JP – Isso em números representa quantas Tigeladas?
AE – Cerca de meio milhar por semana, das unidoses, depois temos mais algumas das grandes, há semanas em que fazemos dois fornos. Já é um número grande, já chegámos a alguns milhares de pessoas durante estes três meses.
JP – Mas é um número que espera vir a aumentar?
AE – Muito!
JP – Também segundo sei, e já o referiu, é objetivo manter a produção tradicional com produtos locais. É esse o segredo?
AE – Também! É óbvio que temos que ter alguns apoios, não se consegue fazer esta escala com uma simples batedeira ou a bater as tigeladas à mão, mas é mesmo só o que é indispensável e o segredo eu acho que é o forno de lenha. As temperaturas que fazemos no forno de lenha não é alcançável no forno elétrico.

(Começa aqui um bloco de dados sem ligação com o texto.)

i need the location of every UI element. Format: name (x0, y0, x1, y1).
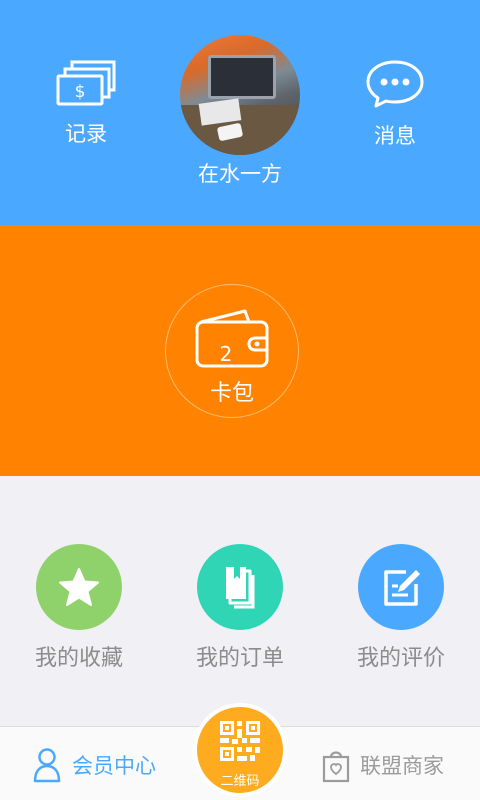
person-icon (33, 748, 61, 783)
tab-member-center[interactable]: 会员中心 (32, 747, 156, 783)
wallet-label: 卡包 (209, 381, 254, 406)
qr-code-label: 二维码 (220, 774, 260, 789)
edit-icon (384, 570, 420, 606)
messages-button[interactable]: 消息 (335, 58, 455, 150)
cash-stack-icon: $ (56, 60, 116, 106)
tab-alliance-merchants[interactable]: 联盟商家 (322, 747, 444, 783)
my-favorites-label: 我的收藏 (34, 646, 123, 671)
record-button[interactable]: $ 记录 (26, 58, 146, 148)
avatar-photo-monitor (208, 55, 276, 99)
qr-code-icon (220, 721, 260, 761)
star-icon (59, 568, 99, 606)
qr-code-button[interactable]: 二维码 (193, 703, 287, 797)
profile-page: $ 记录 在水一方 消息 2 卡包 我的收藏 我的订单 我的评价 会员中心 联盟… (0, 0, 480, 800)
profile-header: $ 记录 在水一方 消息 (0, 0, 480, 225)
book-icon (226, 567, 255, 609)
my-orders-label: 我的订单 (195, 646, 284, 671)
shopping-bag-icon (322, 751, 350, 783)
messages-label: 消息 (374, 124, 416, 148)
reviews-circle (358, 544, 444, 630)
svg-text:$: $ (75, 82, 86, 102)
actions-section: 我的收藏 我的订单 我的评价 (0, 476, 480, 726)
wallet-section: 2 卡包 (0, 225, 480, 476)
record-label: 记录 (65, 122, 107, 146)
member-center-label: 会员中心 (72, 754, 156, 778)
my-orders-button[interactable]: 我的订单 (170, 544, 310, 672)
avatar[interactable] (180, 35, 300, 155)
my-favorites-button[interactable]: 我的收藏 (9, 544, 149, 672)
wallet-count: 2 (219, 342, 233, 366)
orders-circle (197, 544, 283, 630)
my-reviews-button[interactable]: 我的评价 (331, 544, 471, 672)
user-name: 在水一方 (198, 162, 282, 186)
chat-bubble-icon (366, 60, 424, 108)
alliance-merchants-label: 联盟商家 (360, 754, 444, 778)
my-reviews-label: 我的评价 (356, 646, 445, 671)
favorites-circle (36, 544, 122, 630)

JP – E tudo isto mexe com a economia e produtores locais, pois os ovos, o leite são de Proença certo? Tem tido esses apoios? Há matéria-prima suficiente em Proença?
AE – Sim! Proença está preparada para fazer muito mais que isto. Temos fornecedores que conseguem muito superar a escala daquilo que nós necessitamos. Apesar de tudo acho que isto é uma gota no oceano.
JP – Quando tomou a decisão de dar este passo e avançar com este projeto o que lhe disseram? Deram-lhe logo apoio?
AE – Eu estava mesmo com muita vontade de avançar até porque queria muito vir para esta zona, a vida na cidade é bastante diferente. Eu fiz muitas tigeladas com a minha mãe, mesmo durante a pré preparação do projeto, para testar para ver como funcionava, e a minha mãe deu-me todo o apoio e apoia-me sempre.
JP- A mãe é quase aqui a mentora, o braço direito…
AE – Isto acaba por ser uma homenagem a ela. Ela é uma mulher batalhadora e faz muito bem as tigeladas. A nossa receita está muito baseado aqui na receita do Pergulho, que ela sempre fez.
JP – Confirma que há essa rivalidade, saudável, entre as aldeias de qual é a melhor Tigelada?
AE – Sim! Isso houve desde sempre. Lembro-me desde cedo, e das alturas das festas, que a Tigelada do Pergulho e a Tigelada da Moita tinham muita fama. Só para termos noção na festa do ano passado venderam-se 120 Tigeladas, não é um número que se deva ignorar. 120 Tigeladas de quilo e meio é muita tigelada. É ter muita gente a vir cá comprar. E eu estou localmente, pelo menos aqui porque fora ninguém conhece, a usufruir dessa fama.
JP – Resumindo: em três meses o balanço é positiva! Quais são as perspectivas de futuro?
AE – As perspectivas é não parar! Eu quero chegar ao país inteiro. O meu objetivo, o maior de todos, é que a Tigelada de Proença-a-Nova seja tão conhecida como a de Abrantes.
JP – Já que fala nisso, a Sertã registou o seu maranho como produto IGP (Indicação Geográfica Protegida). Era importante Proença-a-Nova seguir o mesmo caminho em relação à Tigelada?
AE – Eles têm vontade de o fazer! Eu acho que a dificuldade que houve foi a quantidade de Tigeladas que se vendia. É tradição a Tigelada mas não havia volume de negócio e se eu poder contribuir com alguma coisa para isso era muito bom.